In just 30 finger-lickin' minutes of screen time in White Oleander, Robin Wright Penn swan dives into a snifter of Jack Daniel's, devours a carton of Camels, and fires off a six-shooter. Tarted up like Tammy Faye on prom night, she hijacks the picture as a God-fearing, gun-toting trailer-park queen aptly named Starr.
For the usually demure Penn, who's birthed a Gump and holds a place in the Gen-X hall of fame as the Princess Bride, squeezing into Starr's tube tops was an adventure. Still, when director Peter Kosminsky called, she tried to talk herself out of the job. "I don't think you want me," she told him. "I weigh like 100 pounds. I'm flat-chested."
"True," Kosminsky says, laughing. "In the book, Starr is described as having a huge bust. But she wasn't just a whore, and I didn't want her to be a cliché. I wanted a real, low-key, understated performance, and I knew Robin would do that brilliantly."
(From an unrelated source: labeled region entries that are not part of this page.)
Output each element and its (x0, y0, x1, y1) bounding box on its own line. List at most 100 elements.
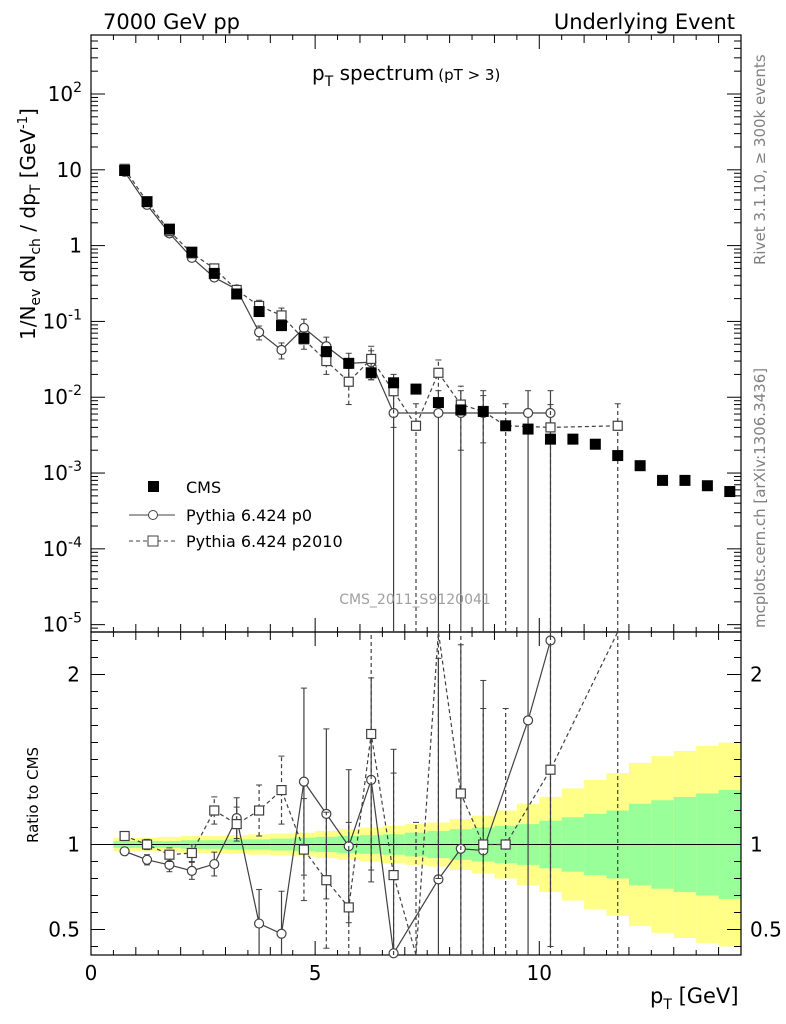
series-layer (119, 163, 736, 959)
p2010-ratio-marker (366, 728, 377, 740)
x-tick-label: 5 (309, 961, 322, 985)
y-tick-label: 10-4​ (43, 535, 83, 561)
p2010-ratio-marker (455, 788, 466, 799)
mc-line (124, 168, 618, 428)
ratio-y-axis-label: Ratio to CMS (24, 747, 42, 843)
cms-data-point (343, 357, 355, 369)
cms-data-point (276, 320, 288, 332)
p2010-ratio-marker (119, 830, 130, 842)
p0-ratio-marker (254, 918, 265, 929)
x-tick-label: 0 (85, 961, 98, 985)
p2010-ratio-marker (186, 847, 197, 859)
p2010-ratio-marker (209, 805, 220, 816)
p2010-marker (433, 367, 444, 378)
cms-data-point (298, 332, 310, 344)
legend-marker-cms (148, 481, 159, 492)
p0-ratio-marker (141, 854, 153, 865)
cms-data-point (701, 480, 713, 492)
p2010-marker (366, 353, 377, 365)
p2010-ratio-marker (478, 839, 489, 850)
y-tick-label: 10 (57, 158, 82, 182)
cms-data-point (432, 397, 444, 409)
cms-data-point (589, 438, 601, 450)
p0-ratio-marker (276, 928, 287, 939)
ratio-y-tick-label: 2 (67, 663, 80, 687)
y-tick-label: 102​ (48, 80, 82, 106)
cms-data-point (724, 486, 736, 498)
header-left: 7000 GeV pp (103, 10, 240, 34)
cms-data-point (388, 377, 400, 389)
p0-ratio-marker (209, 858, 220, 870)
p0-marker (276, 344, 287, 356)
ratio-y-tick-label-right: 2 (750, 663, 763, 687)
cms-data-point (163, 223, 175, 235)
p2010-ratio-marker (254, 805, 265, 816)
p2010-ratio-marker (164, 849, 175, 860)
legend-label-cms: CMS (186, 478, 221, 497)
cms-data-point (231, 288, 243, 300)
y-tick-label: 1 (69, 234, 82, 258)
y-tick-label: 10-5​ (43, 611, 82, 637)
cms-data-point (320, 346, 332, 358)
cms-data-point (679, 474, 691, 486)
x-tick-label: 10 (527, 961, 552, 985)
main-y-axis-label: 1/Nev dNch / dpT [GeV-1] (16, 108, 44, 340)
ratio-y-tick-label: 0.5 (48, 918, 80, 942)
p2010-ratio-marker (298, 844, 310, 855)
p2010-ratio-marker (343, 902, 354, 913)
p0-marker (522, 407, 534, 419)
p0-marker (254, 327, 265, 338)
mc-ratio-line (124, 640, 552, 956)
mc-line (124, 171, 551, 414)
ratio-y-tick-label-right: 0.5 (750, 918, 782, 942)
cms-data-point (567, 433, 579, 445)
p2010-ratio-marker (545, 764, 556, 775)
header-right: Underlying Event (554, 10, 735, 34)
cms-data-point (522, 423, 534, 435)
rivet-label: Rivet 3.1.10, ≥ 300k events (751, 54, 769, 265)
p2010-ratio-marker (231, 818, 242, 830)
legend-label-p2010: Pythia 6.424 p2010 (186, 532, 343, 551)
p2010-marker (321, 355, 332, 367)
legend-label-p0: Pythia 6.424 p0 (186, 506, 312, 525)
p2010-marker (343, 376, 354, 387)
legend: CMS Pythia 6.424 p0 Pythia 6.424 p2010 (129, 478, 343, 551)
cms-data-point (253, 306, 265, 318)
cms-data-point (500, 420, 512, 432)
cms-data-point (544, 433, 556, 445)
cms-data-point (119, 164, 131, 176)
p2010-marker (410, 420, 422, 431)
cms-data-point (208, 267, 220, 279)
cms-data-point (455, 404, 467, 416)
axes-frame: 0 5 10 10-5​ 10-4​ 10-3​ 10-2​ 10-1​ 1 10 102​ 0.5 0… (43, 34, 782, 985)
cms-data-point (141, 196, 153, 208)
y-tick-label: 10-3​ (43, 459, 82, 485)
cms-data-point (186, 246, 198, 258)
legend-marker-p2010 (147, 535, 159, 547)
legend-marker-p0 (148, 510, 158, 520)
p2010-ratio-marker (321, 875, 332, 886)
p0-marker (433, 407, 444, 419)
cms-data-point (634, 460, 646, 472)
p2010-ratio-marker (388, 869, 399, 881)
cms-data-point (657, 474, 669, 486)
p0-ratio-marker (119, 846, 130, 857)
ratio-y-tick-label: 1 (67, 833, 80, 857)
cms-data-point (612, 450, 624, 462)
p2010-ratio-marker (141, 839, 153, 850)
y-tick-label: 10-2​ (43, 383, 82, 409)
cms-data-point (410, 383, 422, 395)
p2010-marker (276, 310, 287, 321)
x-axis-label: pT [GeV] (650, 984, 739, 1013)
mc-ratio-line (124, 631, 619, 956)
p0-marker (298, 322, 310, 334)
ratio-y-tick-label-right: 1 (750, 833, 763, 857)
p0-ratio-marker (186, 865, 197, 876)
analysis-watermark: CMS_2011_S9120041 (339, 592, 491, 608)
p0-ratio-marker (298, 776, 310, 787)
y-tick-label: 10-1​ (43, 307, 82, 333)
mcplots-label: mcplots.cern.ch [arXiv:1306.3436] (751, 368, 769, 628)
p2010-marker (612, 420, 623, 431)
cms-data-point (477, 405, 489, 417)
Flashing back to her junior-high days of turquoise eyeliner and banana clips "was an absolute blast," Penn says. She used the opportunity to delve into the ruptured psyche of a character who can quote the "Good Book" while speeding home in her station wagon to bed a married man. "I think it's the dichotomy of a woman's desperation—the need to be good, to repent," Penn explains. "But it's never coming from the heart. The only thing coming from her heart is that sense of desperation."